We have planned a series of enhancements and additions to RISSK, which are maintained as issues. They can be categorized into the following broad areas:
- Deploy RISSK:
- Expand its application across diverse survey types and contexts.
- Actively seek feedback to refine the tool, address bugs, and gather more evidence on its efficacy.
- Improve usability:
- Introduce wrapper functions and enhance documentation to simplify its usage for new users.
- Provide additional outputs, including standardized summary reports and dashboards.
- Refine methodology:
- Minimize both false positives and negatives to bolster the reliability of the tool.
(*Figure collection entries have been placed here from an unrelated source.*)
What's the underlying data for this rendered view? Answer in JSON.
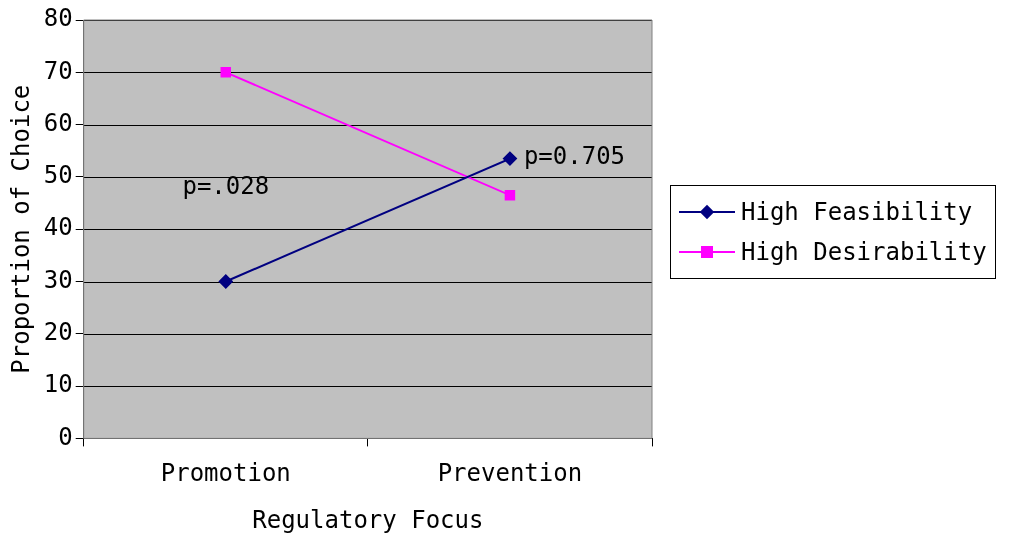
{
  "chart_data": {
    "type": "line",
    "xlabel": "Regulatory Focus",
    "ylabel": "Proportion of Choice",
    "categories": [
      "Promotion",
      "Prevention"
    ],
    "series": [
      {
        "name": "High Feasibility",
        "color": "#000080",
        "values": [
          30,
          53.5
        ],
        "marker": "diamond"
      },
      {
        "name": "High Desirability",
        "color": "#ff00ff",
        "values": [
          70,
          46.5
        ],
        "marker": "square"
      }
    ],
    "ylim": [
      0,
      80
    ],
    "yticks": [
      0,
      10,
      20,
      30,
      40,
      50,
      60,
      70,
      80
    ],
    "grid": "y",
    "legend": "right",
    "line_style": "solid",
    "annotations": [
      "p=.028",
      "p=0.705"
    ]
  }
}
- Experiment with feature engineering, score design, and aggregation methods with more testing data.
- Make RISSK learn:
- Develop standardized framework for users to record review/verification outcome.
- Produce an anonymized output format, allowing users to share data that can help refine RISSK's algorithms.
- For individual surveys: Establish a feedback loop enabling RISSK to adapt based on previous verification outcomes.
- Across different surveys: With standard verification outcome and access to more testing data, alternative methodologies can be explored, such as training neural networks, to enhance RISSK's prediction accuracy.